Au départ, c'est surtout René Descartes (1596-1650) qui a développé la notion d'inné, comme une opposition entre nature et culture, entre l'animal et l'homme, être pensant par excellence.
« Descartes oppose la raison qu’il compare à « un instrument universel » au comportement machinal de l’animal dont la sûreté, la régularité mécanique, ou la rigidité du comportement sont les signes à peu près certains que « c’est la nature qui agit en eux » Ainsi entendue, la nature constitue une sorte de principe universel d’action chez lesêtres qui n’agissent pas par eux-mêmes et qui de ce fait sont beaucoup moins individués que les hommes, êtres pensants. Appliqué à l’animal (à plus forte raison aux corps physiques), nature désigne l’existence d’un principe uniforme qui dirige identiquement les actions et comportements des individus. L’animal n’est pas son propre être, il n’a pas d’être propre. Mais par inné Descartes n’entend pas quelque chose de tout fait, comme il a eu souvent à le rappeler, il désigne ainsi le pouvoir ou la capacité naturelle à l’esprit de penser, c’est-à-dire de connaître les choses par des idées, des représentations, et non d’une façon purement sensitive et machinale. Naturel signifie ici autonome, une capacité ou une potentialité ; ce n’est ni une détermination, ni même une prédétermination, mais à la fois une structuration et une ouverture. Car l’innéisme cartésien (doctrine de la naturalité de l’esprit humain caractérisé d’abord par la faculté de penser) ne signifie pas que l’esprit fonctionne selon un programme qui lui aurait été donné ou imposé, mais qu’il a la faculté de produire ses propres représentations, et donc de construire, continuellement et non une fois pour toutes, ou de reconstruire, de renouveler, les instruments lui permettant de se représenter ce qui est. » Ce texte est tiré de l'excellent article de Pierre Guenancia sur Descartes ( infos)
2. Ce qui est acquis est ce qu'une espèce ne possédait pas tout d'abord, qui nécessite une éducation (apprentissage) ou un raisonnement inconscient (dictionnaire philosophique).
Au départ, l'inné et acquis n'étaient pas antinomiques car leurs définitions respectives étaient floues !
C'est lors de la découverte de l'hérédité biologique
que tout s'est compliqué.
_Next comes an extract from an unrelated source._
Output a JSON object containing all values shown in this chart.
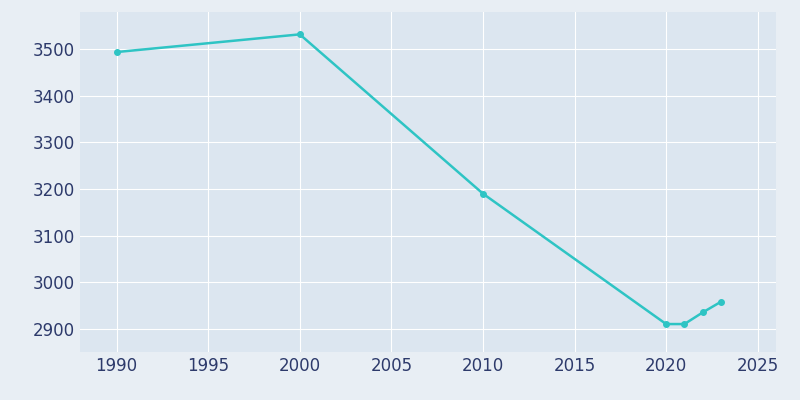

Pourquoi biologique ?
Au départ, l'hérédité était une notion uniquement juridique et désignait un « ensemble de biens qu'une personne laisse en mourant » (1050) puis, « mode de transmission des droits par les liens du sang » (1690) - dictionnaire étymologique -.
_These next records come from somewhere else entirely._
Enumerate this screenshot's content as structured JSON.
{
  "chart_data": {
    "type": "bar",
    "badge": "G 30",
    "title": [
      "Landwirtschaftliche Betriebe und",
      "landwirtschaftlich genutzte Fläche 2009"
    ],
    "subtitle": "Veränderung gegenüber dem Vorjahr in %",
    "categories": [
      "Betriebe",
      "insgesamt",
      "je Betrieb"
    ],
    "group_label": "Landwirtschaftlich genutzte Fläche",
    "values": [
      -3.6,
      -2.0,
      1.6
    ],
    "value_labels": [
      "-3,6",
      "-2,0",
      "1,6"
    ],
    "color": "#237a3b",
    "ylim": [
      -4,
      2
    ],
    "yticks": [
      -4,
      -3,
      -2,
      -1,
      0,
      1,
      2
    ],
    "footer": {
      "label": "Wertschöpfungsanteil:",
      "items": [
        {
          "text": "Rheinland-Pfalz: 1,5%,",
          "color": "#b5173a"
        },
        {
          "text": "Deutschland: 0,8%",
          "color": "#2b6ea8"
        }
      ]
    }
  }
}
Jean-Baptiste de Lamarck (1744-1829), ainsi que ces successeurs dont le grand Charles Darwin (1809-1882), est en faveur d'une transmission des caractères acquis ( infos) : Lamarck décrit la transmission des habitudes et Darwin, la transmission de l'ensemble des comportements (intelligence, instinct, apprentissage) par sélection naturelle.
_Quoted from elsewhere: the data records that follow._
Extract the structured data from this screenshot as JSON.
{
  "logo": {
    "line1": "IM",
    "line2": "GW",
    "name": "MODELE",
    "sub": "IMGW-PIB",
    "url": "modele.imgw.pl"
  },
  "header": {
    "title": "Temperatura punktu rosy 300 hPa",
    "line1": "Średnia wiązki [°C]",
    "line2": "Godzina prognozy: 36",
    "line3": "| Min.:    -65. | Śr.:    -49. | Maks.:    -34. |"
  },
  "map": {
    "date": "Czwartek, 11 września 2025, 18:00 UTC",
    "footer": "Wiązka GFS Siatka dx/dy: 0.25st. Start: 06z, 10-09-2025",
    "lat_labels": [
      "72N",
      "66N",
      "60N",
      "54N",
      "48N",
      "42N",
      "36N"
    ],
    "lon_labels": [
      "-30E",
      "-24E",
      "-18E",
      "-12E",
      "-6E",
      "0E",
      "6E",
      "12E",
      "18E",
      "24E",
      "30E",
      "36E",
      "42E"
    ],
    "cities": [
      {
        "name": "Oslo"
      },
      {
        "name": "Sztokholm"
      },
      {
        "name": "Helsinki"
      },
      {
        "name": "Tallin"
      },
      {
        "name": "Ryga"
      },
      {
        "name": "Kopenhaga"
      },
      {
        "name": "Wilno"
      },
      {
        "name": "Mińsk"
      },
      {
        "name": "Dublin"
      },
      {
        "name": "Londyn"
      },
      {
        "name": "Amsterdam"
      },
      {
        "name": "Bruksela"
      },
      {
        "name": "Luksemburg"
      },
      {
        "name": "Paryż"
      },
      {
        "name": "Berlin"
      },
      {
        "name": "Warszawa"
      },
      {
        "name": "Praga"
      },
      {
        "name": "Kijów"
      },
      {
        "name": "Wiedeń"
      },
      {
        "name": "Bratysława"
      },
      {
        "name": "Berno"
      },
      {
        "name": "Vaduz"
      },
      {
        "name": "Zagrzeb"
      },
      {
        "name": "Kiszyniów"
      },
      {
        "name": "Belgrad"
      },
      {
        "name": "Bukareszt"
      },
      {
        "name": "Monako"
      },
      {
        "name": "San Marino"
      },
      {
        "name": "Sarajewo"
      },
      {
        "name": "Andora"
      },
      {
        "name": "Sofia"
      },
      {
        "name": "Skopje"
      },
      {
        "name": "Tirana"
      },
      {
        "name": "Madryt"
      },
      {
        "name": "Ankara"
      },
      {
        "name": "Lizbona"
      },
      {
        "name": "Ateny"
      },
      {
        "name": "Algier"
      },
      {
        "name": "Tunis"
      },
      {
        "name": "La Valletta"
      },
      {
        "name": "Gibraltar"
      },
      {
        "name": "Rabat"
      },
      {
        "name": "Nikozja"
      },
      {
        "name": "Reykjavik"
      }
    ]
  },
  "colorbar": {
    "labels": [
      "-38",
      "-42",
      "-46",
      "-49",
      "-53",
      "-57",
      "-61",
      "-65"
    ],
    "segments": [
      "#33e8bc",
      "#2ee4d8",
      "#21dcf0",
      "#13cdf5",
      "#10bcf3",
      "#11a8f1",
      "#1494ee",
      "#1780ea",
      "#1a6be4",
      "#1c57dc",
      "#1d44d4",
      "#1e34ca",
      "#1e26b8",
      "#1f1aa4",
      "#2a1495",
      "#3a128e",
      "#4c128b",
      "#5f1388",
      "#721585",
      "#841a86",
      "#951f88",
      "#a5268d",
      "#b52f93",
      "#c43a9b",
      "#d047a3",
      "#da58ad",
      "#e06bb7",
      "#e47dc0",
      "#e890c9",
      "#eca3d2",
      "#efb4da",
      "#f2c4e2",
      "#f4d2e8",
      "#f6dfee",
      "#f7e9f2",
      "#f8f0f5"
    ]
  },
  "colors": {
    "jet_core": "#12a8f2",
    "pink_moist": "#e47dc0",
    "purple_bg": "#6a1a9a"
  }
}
L'hérédité, à l'époque en biologie, décrivait simplement les maladies transmises des parents aux enfants (qui peuvent être, on le sait aujourd'hui, génétiques ou somatiques puisqu'à l'époque, on ne connaissait pas les microorganismes).
Or, à l'époque, on continuait à croire, comme du temps d'Hippocrate (460-370 av. JC) que les maladies survenaient lors d'un déséquilibre dans les humeurs ( infos) dû à des facteurs environnementaux, comme une mauvaise alimentation par exemple : il fut un des précurseur de la diététique ( infos). Pour lui, les maladies ont une cause interne et une cause externe.
La théorie cellulaire n'était pas encore reconnue comme vraie et universelle bien qu'elle soit déjà ancienne.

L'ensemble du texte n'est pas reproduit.